Dünyada her zaman tarihin sıkıştığı dönemler olmuştur. Sanayi devrimi öncesi ya da rönesans sonrası gibi. 80'lerin sonunda da büyük bir sıkıntı vardı. Çözülmez ve can sıkıcı bir kültür hareketsizliği ve uyuyan büyük bir toplumdu dünya. Tam bu sırada Seattle'da bir ateş yandı. Beat kuşağının savruk heyecanını varoluş sorunlarına yarı gömülü yarı çıkmış halde çığlık çığlığa anlatan bir ateş. Müzik aracılığıyla 90'ların ve kayıp jenerasyonun üzerine yazılı bir ağıt oluşmaya başladı. Sorunlu ama akıllı çocuklardı bunlar. Pürüzlüydü gitarlarının tonları. Sözleri katman katman, metaforik ve bazen tam da dikineydi.
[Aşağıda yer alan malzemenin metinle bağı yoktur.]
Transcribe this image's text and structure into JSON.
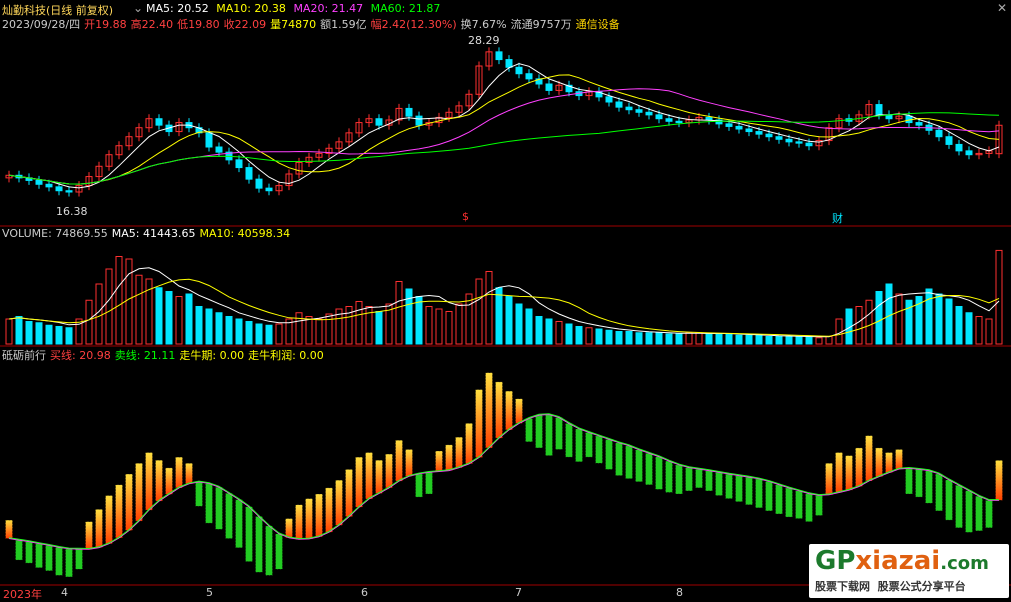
{
  "header": {
    "stock_name": "灿勤科技(日线 前复权)",
    "ma": [
      {
        "label": "MA5: 20.52",
        "color": "#ffffff"
      },
      {
        "label": "MA10: 20.38",
        "color": "#ffff00"
      },
      {
        "label": "MA20: 21.47",
        "color": "#ff40ff"
      },
      {
        "label": "MA60: 21.87",
        "color": "#00ff00"
      }
    ],
    "info_line": [
      {
        "text": "2023/09/28/四",
        "color": "#cccccc"
      },
      {
        "text": "开19.88",
        "color": "#ff4040"
      },
      {
        "text": "高22.40",
        "color": "#ff4040"
      },
      {
        "text": "低19.80",
        "color": "#ff4040"
      },
      {
        "text": "收22.09",
        "color": "#ff4040"
      },
      {
        "text": "量74870",
        "color": "#ffff00"
      },
      {
        "text": "额1.59亿",
        "color": "#cccccc"
      },
      {
        "text": "幅2.42(12.30%)",
        "color": "#ff4040"
      },
      {
        "text": "换7.67%",
        "color": "#cccccc"
      },
      {
        "text": "流通9757万",
        "color": "#cccccc"
      },
      {
        "text": "通信设备",
        "color": "#ffd700"
      }
    ],
    "high_label": "28.29",
    "low_label": "16.38",
    "marker_a": "$",
    "marker_b": "财"
  },
  "volume_header": [
    {
      "text": "VOLUME: 74869.55",
      "color": "#cccccc"
    },
    {
      "text": "MA5: 41443.65",
      "color": "#ffffff"
    },
    {
      "text": "MA10: 40598.34",
      "color": "#ffff00"
    }
  ],
  "indicator_header": [
    {
      "text": "砥砺前行",
      "color": "#cccccc"
    },
    {
      "text": "买线: 20.98",
      "color": "#ff4040"
    },
    {
      "text": "卖线: 21.11",
      "color": "#00ff00"
    },
    {
      "text": "走牛期: 0.00",
      "color": "#ffff00"
    },
    {
      "text": "走牛利润: 0.00",
      "color": "#ffff00"
    }
  ],
  "x_axis": [
    "2023年",
    "4",
    "5",
    "6",
    "7",
    "8"
  ],
  "watermark": {
    "brand_a": "GP",
    "brand_b": "xiazai",
    "brand_c": ".com",
    "sub_a": "股票下载网",
    "sub_b": "股票公式分享平台"
  },
  "colors": {
    "up": "#ff3030",
    "down": "#00e5ff",
    "ma5": "#ffffff",
    "ma10": "#ffff00",
    "ma20": "#ff40ff",
    "ma60": "#00ff00"
  },
  "chart_data": [
    {
      "type": "candlestick",
      "title": "灿勤科技(日线 前复权)",
      "ylim": [
        15.5,
        29.5
      ],
      "close": [
        18.2,
        18.0,
        17.8,
        17.5,
        17.3,
        17.0,
        16.9,
        17.4,
        18.1,
        18.9,
        19.8,
        20.5,
        21.2,
        21.9,
        22.6,
        22.1,
        21.6,
        22.3,
        21.9,
        21.5,
        20.4,
        20.0,
        19.4,
        18.8,
        17.9,
        17.2,
        17.0,
        17.4,
        18.3,
        19.2,
        19.6,
        19.9,
        20.3,
        20.8,
        21.5,
        22.3,
        22.6,
        22.1,
        22.5,
        23.4,
        22.8,
        22.1,
        22.3,
        22.7,
        23.1,
        23.6,
        24.5,
        26.7,
        27.8,
        27.2,
        26.6,
        26.1,
        25.7,
        25.3,
        24.8,
        25.2,
        24.7,
        24.4,
        24.7,
        24.3,
        23.9,
        23.5,
        23.3,
        23.1,
        22.9,
        22.6,
        22.4,
        22.3,
        22.5,
        22.7,
        22.5,
        22.2,
        22.0,
        21.8,
        21.6,
        21.4,
        21.2,
        21.0,
        20.8,
        20.7,
        20.5,
        20.9,
        21.9,
        22.6,
        22.4,
        22.9,
        23.7,
        22.9,
        22.6,
        22.8,
        22.3,
        22.1,
        21.7,
        21.2,
        20.6,
        20.1,
        19.8,
        19.9,
        20.1,
        22.09
      ],
      "open": [
        18.0,
        18.2,
        18.0,
        17.8,
        17.5,
        17.3,
        17.0,
        16.9,
        17.4,
        18.1,
        18.9,
        19.8,
        20.5,
        21.2,
        21.9,
        22.6,
        22.1,
        21.6,
        22.3,
        21.9,
        21.5,
        20.4,
        20.0,
        19.4,
        18.8,
        17.9,
        17.2,
        17.0,
        17.4,
        18.3,
        19.2,
        19.6,
        19.9,
        20.3,
        20.8,
        21.5,
        22.3,
        22.6,
        22.1,
        22.5,
        23.4,
        22.8,
        22.1,
        22.3,
        22.7,
        23.1,
        23.6,
        24.5,
        26.7,
        27.8,
        27.2,
        26.6,
        26.1,
        25.7,
        25.3,
        24.8,
        25.2,
        24.7,
        24.4,
        24.7,
        24.3,
        23.9,
        23.5,
        23.3,
        23.1,
        22.9,
        22.6,
        22.4,
        22.3,
        22.5,
        22.7,
        22.5,
        22.2,
        22.0,
        21.8,
        21.6,
        21.4,
        21.2,
        21.0,
        20.8,
        20.7,
        20.5,
        20.9,
        21.9,
        22.6,
        22.4,
        22.9,
        23.7,
        22.9,
        22.6,
        22.8,
        22.3,
        22.1,
        21.7,
        21.2,
        20.6,
        20.1,
        19.8,
        19.9,
        19.88
      ]
    },
    {
      "type": "bar",
      "title": "VOLUME",
      "values": [
        20,
        22,
        18,
        17,
        15,
        14,
        13,
        20,
        35,
        48,
        60,
        70,
        68,
        55,
        52,
        45,
        42,
        38,
        40,
        30,
        28,
        25,
        22,
        20,
        18,
        16,
        15,
        16,
        20,
        25,
        22,
        20,
        24,
        28,
        30,
        34,
        30,
        26,
        32,
        50,
        44,
        38,
        30,
        28,
        26,
        32,
        40,
        52,
        58,
        45,
        38,
        32,
        28,
        22,
        20,
        18,
        16,
        14,
        13,
        12,
        11,
        10,
        10,
        9,
        9,
        9,
        8,
        8,
        9,
        9,
        8,
        8,
        8,
        7,
        7,
        7,
        6,
        6,
        6,
        6,
        6,
        5,
        6,
        20,
        28,
        30,
        35,
        42,
        48,
        40,
        35,
        38,
        44,
        40,
        36,
        30,
        25,
        22,
        20,
        74.87
      ]
    },
    {
      "type": "bar",
      "title": "砥砺前行",
      "buy_line_last": 20.98,
      "sell_line_last": 21.11
    }
  ]
}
Özellikle Nirvana ve şimdi yarı-tanrı olan Kurt Cobain ve yabana atılamayacak Pearl Jam haykırdırlar diledikleri gibi acıyı. Amerikan rock müziği Jim Morisson'dan beri ilk kez dünyaya baş kaldırdı. Biliyorum şu ana kadar yazdıklarım fazla abartılı. Aslında çokça subjektif. Bir çok grubu, bir çok dönemi es geçerek yanlı yazılmış satırlar bunlar.
Özledim ben bu müziği ve yapanları.
Tıpkı Seattle gibi isyankar, Seattle gibi kaybedendi bu müzik. Sanayi devriminde makinalara karşı çıkanlar gibi ateşli ama tarihi açıdan anlamlıydılar. 60’lar Beatles. 70’ler Sex Pistol. 90’lar Nirvana.
Müzik bir çok yerde nefes aldı. 90'ların başında bu yer grunge'dı.
Müzik bir çok yerde nefes aldı. 90'ların başında bu yer grunge'dı.
“cut myself on angel's hair and baby's breath”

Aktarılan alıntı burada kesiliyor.